Why was he claiming to be a leader of men, when he couldn’t look after them? When he laid all Donmouth open to a retaliatory raid from Illingham? When he never did any real work, boring work? Those hours and hours spent tallying sacks of barley and weighing wool with Luda: that was lordship, if you like. Not pretending to be a warrior.
She was lord, not him.
Elfrun closed her eyes and breathed in deep, trying to break the iron band that had somehow cooped her ribcage. If she were lord, then she should lead. Her place was at the forge, comforting Cuthred and his family, not skulking on the beach. She rose shakily to her feet. The wind had dried her tears but her face felt stiff and she scrubbed at her eyes with her knuckles.

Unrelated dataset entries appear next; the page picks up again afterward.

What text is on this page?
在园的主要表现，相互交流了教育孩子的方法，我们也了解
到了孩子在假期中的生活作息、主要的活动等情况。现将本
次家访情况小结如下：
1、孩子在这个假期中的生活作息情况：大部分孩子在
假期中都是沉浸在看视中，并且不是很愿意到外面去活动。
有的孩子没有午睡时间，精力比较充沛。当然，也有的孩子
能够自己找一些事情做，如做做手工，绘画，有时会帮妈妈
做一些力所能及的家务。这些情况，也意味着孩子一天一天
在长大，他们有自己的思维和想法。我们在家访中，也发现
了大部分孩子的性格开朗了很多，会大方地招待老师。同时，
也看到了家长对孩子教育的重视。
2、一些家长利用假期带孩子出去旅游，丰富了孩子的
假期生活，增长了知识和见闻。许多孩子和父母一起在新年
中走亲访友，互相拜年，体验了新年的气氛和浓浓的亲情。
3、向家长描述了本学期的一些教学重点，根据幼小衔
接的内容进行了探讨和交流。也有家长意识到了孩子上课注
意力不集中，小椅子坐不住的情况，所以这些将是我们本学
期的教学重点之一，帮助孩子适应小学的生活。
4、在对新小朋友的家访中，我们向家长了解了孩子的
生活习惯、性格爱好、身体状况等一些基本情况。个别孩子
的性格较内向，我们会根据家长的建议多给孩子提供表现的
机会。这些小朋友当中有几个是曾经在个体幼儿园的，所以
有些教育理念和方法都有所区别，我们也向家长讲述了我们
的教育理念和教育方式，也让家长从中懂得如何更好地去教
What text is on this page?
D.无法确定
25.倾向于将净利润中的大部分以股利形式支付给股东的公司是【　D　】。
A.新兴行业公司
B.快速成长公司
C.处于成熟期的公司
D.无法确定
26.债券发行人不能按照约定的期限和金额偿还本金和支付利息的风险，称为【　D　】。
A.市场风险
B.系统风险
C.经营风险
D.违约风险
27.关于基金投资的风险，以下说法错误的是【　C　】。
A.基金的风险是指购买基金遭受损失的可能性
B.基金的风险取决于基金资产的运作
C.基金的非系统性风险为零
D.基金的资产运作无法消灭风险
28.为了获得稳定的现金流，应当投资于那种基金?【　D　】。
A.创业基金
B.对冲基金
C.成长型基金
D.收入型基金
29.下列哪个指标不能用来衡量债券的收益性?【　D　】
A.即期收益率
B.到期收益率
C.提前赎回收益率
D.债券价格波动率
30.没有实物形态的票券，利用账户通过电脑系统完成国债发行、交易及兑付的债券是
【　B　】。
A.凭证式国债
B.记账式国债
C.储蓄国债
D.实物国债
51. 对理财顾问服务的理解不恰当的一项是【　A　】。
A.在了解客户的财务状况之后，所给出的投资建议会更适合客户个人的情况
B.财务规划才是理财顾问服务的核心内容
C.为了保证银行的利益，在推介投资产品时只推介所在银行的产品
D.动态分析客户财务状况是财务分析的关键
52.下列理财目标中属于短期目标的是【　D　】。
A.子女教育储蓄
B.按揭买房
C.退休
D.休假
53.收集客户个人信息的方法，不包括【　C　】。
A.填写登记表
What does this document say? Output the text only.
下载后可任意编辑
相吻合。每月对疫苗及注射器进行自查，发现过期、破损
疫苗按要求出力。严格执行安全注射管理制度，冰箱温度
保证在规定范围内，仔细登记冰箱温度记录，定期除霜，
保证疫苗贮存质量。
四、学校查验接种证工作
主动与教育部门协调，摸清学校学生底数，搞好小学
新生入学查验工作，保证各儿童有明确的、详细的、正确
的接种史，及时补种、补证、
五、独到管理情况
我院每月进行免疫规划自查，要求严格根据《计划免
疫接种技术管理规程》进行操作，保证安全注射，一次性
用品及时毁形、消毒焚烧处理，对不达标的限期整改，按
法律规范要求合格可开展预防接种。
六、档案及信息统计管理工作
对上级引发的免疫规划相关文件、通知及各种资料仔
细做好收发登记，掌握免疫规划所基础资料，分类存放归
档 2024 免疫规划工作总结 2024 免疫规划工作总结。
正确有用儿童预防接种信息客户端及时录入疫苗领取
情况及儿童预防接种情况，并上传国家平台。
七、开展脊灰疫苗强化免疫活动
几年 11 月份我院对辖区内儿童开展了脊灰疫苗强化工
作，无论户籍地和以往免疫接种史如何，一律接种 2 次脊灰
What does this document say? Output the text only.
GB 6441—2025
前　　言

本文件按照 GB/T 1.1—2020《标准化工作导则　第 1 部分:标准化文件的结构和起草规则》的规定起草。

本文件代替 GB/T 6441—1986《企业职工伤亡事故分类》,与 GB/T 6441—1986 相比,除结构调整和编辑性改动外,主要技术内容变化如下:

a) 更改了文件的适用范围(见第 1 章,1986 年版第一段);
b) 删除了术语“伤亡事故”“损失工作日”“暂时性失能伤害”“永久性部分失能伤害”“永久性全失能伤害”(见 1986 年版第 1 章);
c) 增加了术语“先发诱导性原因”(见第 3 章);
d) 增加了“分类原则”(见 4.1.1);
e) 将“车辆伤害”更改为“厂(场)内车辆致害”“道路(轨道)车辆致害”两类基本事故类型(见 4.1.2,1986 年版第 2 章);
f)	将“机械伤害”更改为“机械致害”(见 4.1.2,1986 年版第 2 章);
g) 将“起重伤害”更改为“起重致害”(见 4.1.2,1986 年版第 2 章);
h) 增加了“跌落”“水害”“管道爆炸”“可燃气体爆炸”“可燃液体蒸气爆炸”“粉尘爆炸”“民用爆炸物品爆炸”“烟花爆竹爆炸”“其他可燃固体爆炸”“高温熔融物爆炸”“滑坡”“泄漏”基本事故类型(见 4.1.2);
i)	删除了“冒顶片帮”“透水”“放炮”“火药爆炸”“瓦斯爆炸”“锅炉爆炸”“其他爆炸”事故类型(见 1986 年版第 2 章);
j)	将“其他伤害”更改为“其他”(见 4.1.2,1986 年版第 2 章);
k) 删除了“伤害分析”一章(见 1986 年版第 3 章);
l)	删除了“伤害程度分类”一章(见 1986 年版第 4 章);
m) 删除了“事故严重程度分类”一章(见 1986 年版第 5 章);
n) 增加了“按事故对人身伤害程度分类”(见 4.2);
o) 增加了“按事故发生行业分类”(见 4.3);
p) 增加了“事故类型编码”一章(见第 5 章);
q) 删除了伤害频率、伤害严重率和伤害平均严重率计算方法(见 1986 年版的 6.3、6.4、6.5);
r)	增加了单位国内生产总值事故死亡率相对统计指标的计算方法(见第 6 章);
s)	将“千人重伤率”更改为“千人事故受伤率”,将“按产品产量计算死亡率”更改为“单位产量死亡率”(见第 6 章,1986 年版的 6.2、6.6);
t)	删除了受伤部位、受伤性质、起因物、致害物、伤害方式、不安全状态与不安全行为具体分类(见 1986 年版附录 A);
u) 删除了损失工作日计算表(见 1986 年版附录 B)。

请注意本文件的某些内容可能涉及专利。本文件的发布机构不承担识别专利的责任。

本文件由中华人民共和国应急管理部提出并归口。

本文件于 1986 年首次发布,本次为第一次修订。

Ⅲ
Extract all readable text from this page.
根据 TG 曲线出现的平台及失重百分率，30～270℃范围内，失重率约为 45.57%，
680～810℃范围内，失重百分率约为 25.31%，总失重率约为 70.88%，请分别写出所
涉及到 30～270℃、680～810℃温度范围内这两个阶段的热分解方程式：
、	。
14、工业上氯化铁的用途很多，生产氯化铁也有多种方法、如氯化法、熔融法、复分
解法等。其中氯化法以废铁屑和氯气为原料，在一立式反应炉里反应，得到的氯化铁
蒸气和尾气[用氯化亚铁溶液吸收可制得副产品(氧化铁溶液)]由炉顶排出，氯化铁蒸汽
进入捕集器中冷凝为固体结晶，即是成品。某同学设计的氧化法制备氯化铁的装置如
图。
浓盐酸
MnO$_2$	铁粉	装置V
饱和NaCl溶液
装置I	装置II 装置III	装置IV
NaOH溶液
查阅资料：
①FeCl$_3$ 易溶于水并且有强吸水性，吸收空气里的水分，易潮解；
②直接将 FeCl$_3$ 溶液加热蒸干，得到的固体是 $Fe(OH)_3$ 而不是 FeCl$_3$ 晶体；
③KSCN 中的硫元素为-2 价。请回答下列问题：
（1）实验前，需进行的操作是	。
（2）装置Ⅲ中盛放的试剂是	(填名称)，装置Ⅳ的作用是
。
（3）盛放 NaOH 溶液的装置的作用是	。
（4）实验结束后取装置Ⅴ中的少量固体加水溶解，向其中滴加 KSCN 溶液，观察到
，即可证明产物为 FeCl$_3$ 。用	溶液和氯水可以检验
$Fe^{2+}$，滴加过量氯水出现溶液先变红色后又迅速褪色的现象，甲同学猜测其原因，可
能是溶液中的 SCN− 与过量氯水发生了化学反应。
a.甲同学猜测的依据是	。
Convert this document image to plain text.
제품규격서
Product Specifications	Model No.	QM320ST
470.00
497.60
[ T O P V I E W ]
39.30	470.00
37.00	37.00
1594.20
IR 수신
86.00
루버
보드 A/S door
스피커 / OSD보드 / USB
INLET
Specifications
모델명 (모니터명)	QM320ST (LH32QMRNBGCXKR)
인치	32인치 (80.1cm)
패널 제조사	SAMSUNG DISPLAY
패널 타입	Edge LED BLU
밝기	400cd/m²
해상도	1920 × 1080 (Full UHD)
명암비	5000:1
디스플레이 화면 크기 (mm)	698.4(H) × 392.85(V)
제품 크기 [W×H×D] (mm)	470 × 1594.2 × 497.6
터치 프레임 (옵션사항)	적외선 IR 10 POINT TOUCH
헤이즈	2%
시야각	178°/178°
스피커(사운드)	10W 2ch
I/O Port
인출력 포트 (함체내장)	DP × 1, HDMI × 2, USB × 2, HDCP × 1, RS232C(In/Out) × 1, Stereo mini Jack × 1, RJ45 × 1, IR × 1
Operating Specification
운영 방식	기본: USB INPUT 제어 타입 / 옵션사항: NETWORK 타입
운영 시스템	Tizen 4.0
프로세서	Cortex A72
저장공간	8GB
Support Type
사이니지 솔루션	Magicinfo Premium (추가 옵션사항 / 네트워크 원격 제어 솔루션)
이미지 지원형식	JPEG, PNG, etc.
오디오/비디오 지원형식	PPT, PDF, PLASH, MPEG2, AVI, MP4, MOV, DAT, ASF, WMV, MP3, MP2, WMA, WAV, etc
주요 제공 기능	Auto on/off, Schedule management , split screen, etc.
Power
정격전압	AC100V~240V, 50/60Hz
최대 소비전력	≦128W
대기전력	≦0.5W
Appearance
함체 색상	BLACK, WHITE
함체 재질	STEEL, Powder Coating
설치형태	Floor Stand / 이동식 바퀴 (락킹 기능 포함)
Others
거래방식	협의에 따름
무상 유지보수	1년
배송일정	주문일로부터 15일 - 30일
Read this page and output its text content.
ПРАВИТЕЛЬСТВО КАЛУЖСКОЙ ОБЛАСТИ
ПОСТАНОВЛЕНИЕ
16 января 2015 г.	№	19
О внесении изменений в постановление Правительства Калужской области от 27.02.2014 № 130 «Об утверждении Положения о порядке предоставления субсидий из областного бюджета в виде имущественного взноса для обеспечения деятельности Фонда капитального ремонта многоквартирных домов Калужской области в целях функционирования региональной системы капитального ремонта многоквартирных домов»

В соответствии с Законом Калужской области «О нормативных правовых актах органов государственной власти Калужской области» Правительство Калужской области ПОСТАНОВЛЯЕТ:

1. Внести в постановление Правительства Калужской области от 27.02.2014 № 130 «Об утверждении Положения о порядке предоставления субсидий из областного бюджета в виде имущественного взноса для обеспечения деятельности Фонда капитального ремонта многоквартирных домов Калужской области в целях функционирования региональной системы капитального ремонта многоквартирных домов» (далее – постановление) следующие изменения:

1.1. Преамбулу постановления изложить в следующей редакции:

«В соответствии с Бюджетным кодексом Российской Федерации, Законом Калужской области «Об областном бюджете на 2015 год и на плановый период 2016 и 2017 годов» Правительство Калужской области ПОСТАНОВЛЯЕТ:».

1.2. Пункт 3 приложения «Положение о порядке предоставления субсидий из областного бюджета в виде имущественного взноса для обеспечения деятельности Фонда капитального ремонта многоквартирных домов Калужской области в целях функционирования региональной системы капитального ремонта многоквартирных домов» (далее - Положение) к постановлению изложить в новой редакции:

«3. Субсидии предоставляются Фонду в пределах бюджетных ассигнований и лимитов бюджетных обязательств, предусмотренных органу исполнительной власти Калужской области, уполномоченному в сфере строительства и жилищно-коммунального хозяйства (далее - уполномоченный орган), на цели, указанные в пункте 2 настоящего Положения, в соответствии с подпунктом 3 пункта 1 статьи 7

When she lowered her hands, she saw a figure walking towards her, some way away, a slight fair-haired shape against the pale gleam of the sand and sky behind him.
Cudda, come back, hallowed in a shiver of silver light, raised up like a drowned sailor from the deep haunts of the sea.
She froze, as suddenly cold as though she too had fallen into deep water.
But the picture melted and remade itself, and she saw that though this man was young, and finely built, he was still older and taller than Cudda would ever have the chance to be, and he was a stranger.
Breath shuddered through her.
But where could he have come from? The trail of footsteps he left on the wet sand was already dissolving back into nothingne
ss.
Elfrun drew herself up tall, put her shoulders back, lifted her chin, and waited. When he was around twenty paces from her she raised a commanding hand. To her inordinate relief, he stopped at once. ‘Who are you?’ Her voice was higher than usual, but she didn’t think it shook. ‘What are you doing on my land, unannounced?’
He bowed, and stood again, his right hand on his heart. ‘I’m a pedlar, lady. A chapman.’
‘Why didn’t you blow your horn?’ She would have said she knew all the wandering pedlars, those weathered men, bent and sturdy as wind-twisted thorns, who followed the coast road, coming through three, four, five times a year. The same faces at the same festivals, over and over. She knew at once she had never seen this fine-boned face before.
‘I didn’t know there were folk so close.’ He dipped his head again, but there had been nothing humble about his upright stance, his open gaze. When he raised his face he was smiling. ‘I’m new in these parts. Come across from the Lindsey shore.’ He nodded his head southwards.
‘Where’s your pack, then?’
He jerked a thumb. ‘Hidden in the long grass. My back needed a rest.’ He put his head on one side. ‘Shall I show it to you? Prove myself?’
‘Go on.’ Elfrun’s hackles were still up. Why hadn’t he come to the hall by the road as such wanderers usually did, instead of lurking along the shoreline? She was wary, running through her choices. She could clamber back up over the dunes, and summon one of the men to deal with him; but no one would want to be bothered about some chapman and his pack, not on a day like this one.
Or she could simply walk away while he was out of sight. But she couldn’t allow wanderers to go unchallenged on her father’s inlands, even if the man had been below the high-tide mark when she had first seen him.
She was lord of Donmouth, after all.
And she was clawing for any excuse not to go back to the forge, at least not until Cudda’s body had been safely shrouded, and the blood had soaked away into the hard-packed soil of the forge floor.